The first among available opportunities would come with changes in the way resources are dispatched.

“Historical utility practice in the United States is to schedule the system at one-hour intervals,” the paper reports, “but many power systems around the world are now beginning to clear the market more frequently.”

Shortened, “sub-hourly” dispatch allows grid operators “to respond more quickly to fluctuations in electricity demand and in supply.”

Such dispatching also “matches the availability of variable renewables and in a way that better matches demand without overpaying,” Aggarwal added.

Shorter dispatch intervals can help reveal the value of resources like batteries and demand response that can match or even better natural gas plants’ rapid ramping capabilities, the paper adds.

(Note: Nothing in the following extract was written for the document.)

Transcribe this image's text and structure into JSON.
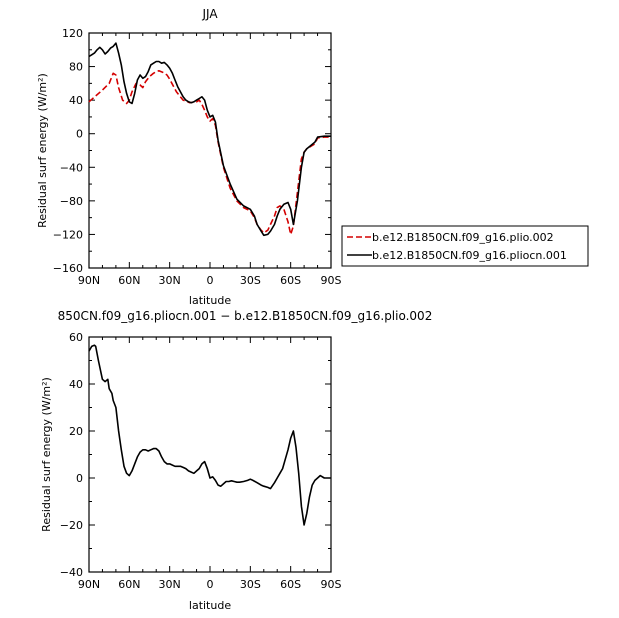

Markets like such the western Energy Imbalance Market (EIM) operated by the California ISO have already shortened their dispatch intervals — down to every five minutes, in the EIM’s case.

Another flexibility option immediately available through operational changes is the use of advanced weather forecasting.

Increasing the penetration of variable renewables need not require big investments in backup capacity, because weather forecasting can now “significantly improve system reliability,” the paper reports.

Such practices are now “granular enough to take advantage of real-time dispatch,” Aggarwal said.

Slightly further out on the time spectrum are technologies that could be implemented with “the right market products, market designs, or rate designs,” Aggarwal said.

Energy imbalance markets, such as the CAISO EIM, can enlarge a system’s portfolio of resources by “merging existing balancing areas or simply allowing for trading of electricity between existing balancing areas,” the paper reports.

An EIM requires an investment in operational software, but no new transmission infrastructure. Aross the U.S., EIMs are expected to save customers $72 million to 208 million annually, the paper adds.

“Even in advanced systems that already have sub-hourly dispatch, import schedules are pretty inflexible,” said Energy Innovation Senior Fellow Eric Gimon. “Imbalance markets address that.”

“When a diverse portfolio of energy resources is balanced over a wide geographical area, variability in the electric grid declines considerably,” the paper reports. “Variability is minimized because fluctuations in output tend be localized, so larger areas are less prone to as much variability.”

Demand response (DR) — the practice of targeting reductions in customer use to reduce peak demand — is also awaiting only the right market and rate designs. As a resource class, DR covers “a suite of demand-side options, including using more electricity when there is a surplus and using less when there is a scarcity,” the paper says.